Konkurrentin von Boris Herrmann: Susann Beuckes will an der Vendée Globe teilnehmen
Anfang April werden die Yachten dann in Itajaí erwartet. Spätestens zu diesem Zeitpunkt werden wieder spannende Tage für Susann Beucke anbrechen. Eine Entscheidung, ob sie bei der vierten Etappe von Brasilien nach Newport in den USA dabei ist, ist bisher nicht gefallen. „Kevin wird es sicher kurzfristig entscheiden“, sagt Susann Beucke. Also nach dem Ende der dritten Etappe. Klar ist, sie stünde bereit und würde sich sofort in den Flieger setzen, sollte er sie nominieren. „Die Chance werde ich mir natürlich nicht entgehen lassen.“
Mit Holcim PRB gehört Susann Beucke dem Team an, das derzeit in der Gesamtwertung führt. Und wer weiß, vielleicht kann sie bereits im Juli zu ihrer Olympiamedaille und anderen unzähligen Preisen noch den des Sieges im Ocean Race hinzufügen.

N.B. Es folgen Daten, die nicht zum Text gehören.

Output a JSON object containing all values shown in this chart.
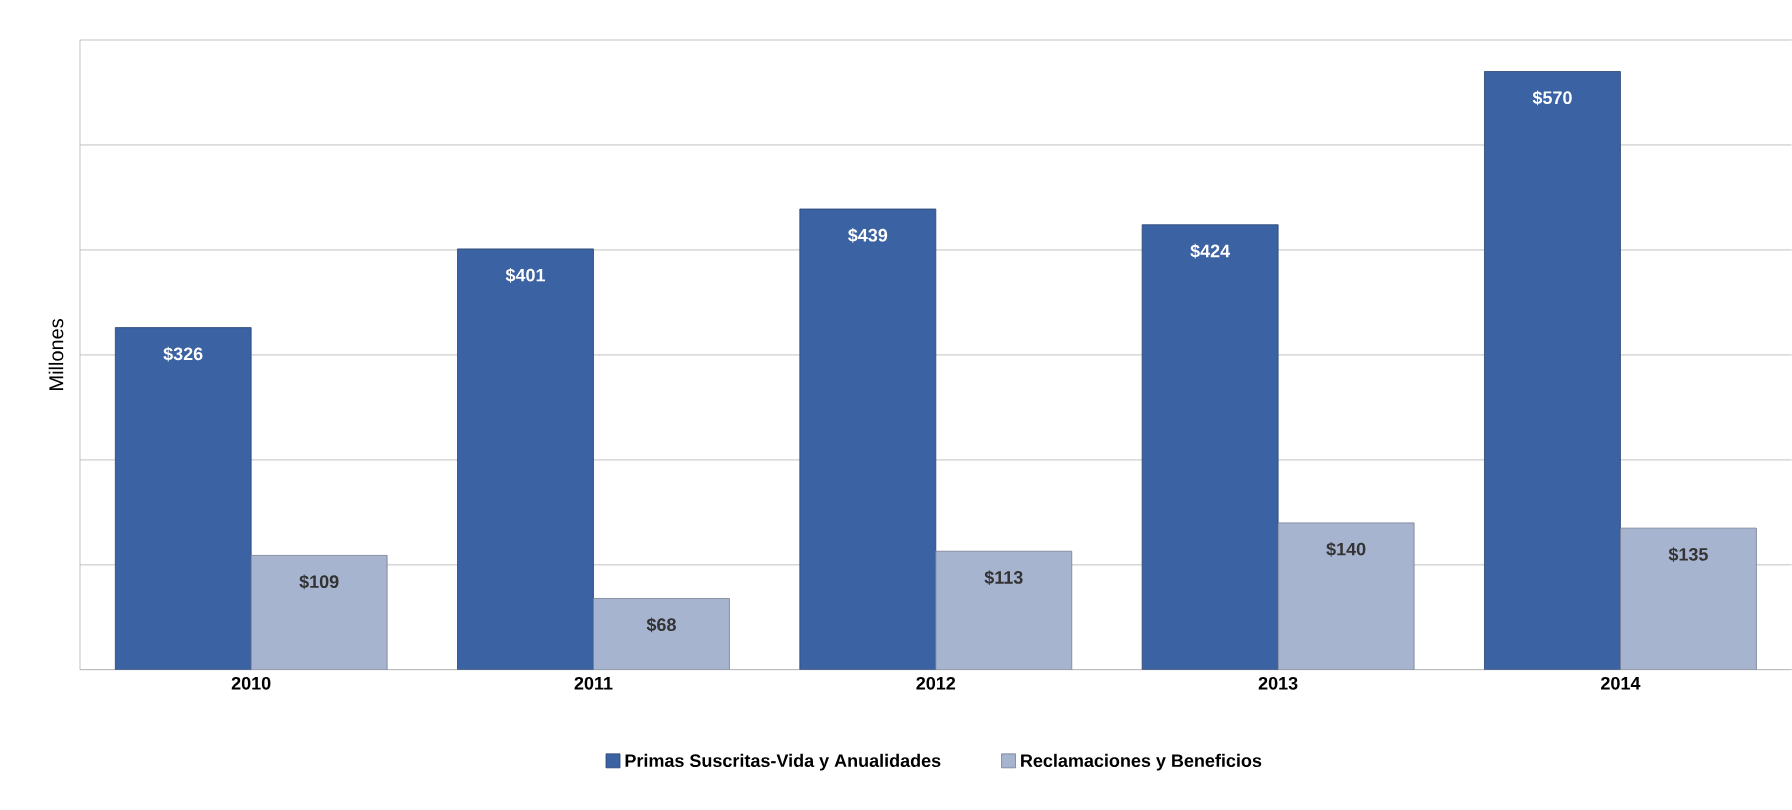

Einen besseren Start ins Hochseesegeln kann es nicht geben. Denn Susann Beucke ist ehrgeizig. Ihr Ziel: die Vendée Globe 2028. Und ein Sieg im Ocean Race wäre die perfekte Voraussetzung für eine eigene Solokampagne an dessen Ende die Teilnahme an der härtesten Einhandregatta der Welt steht.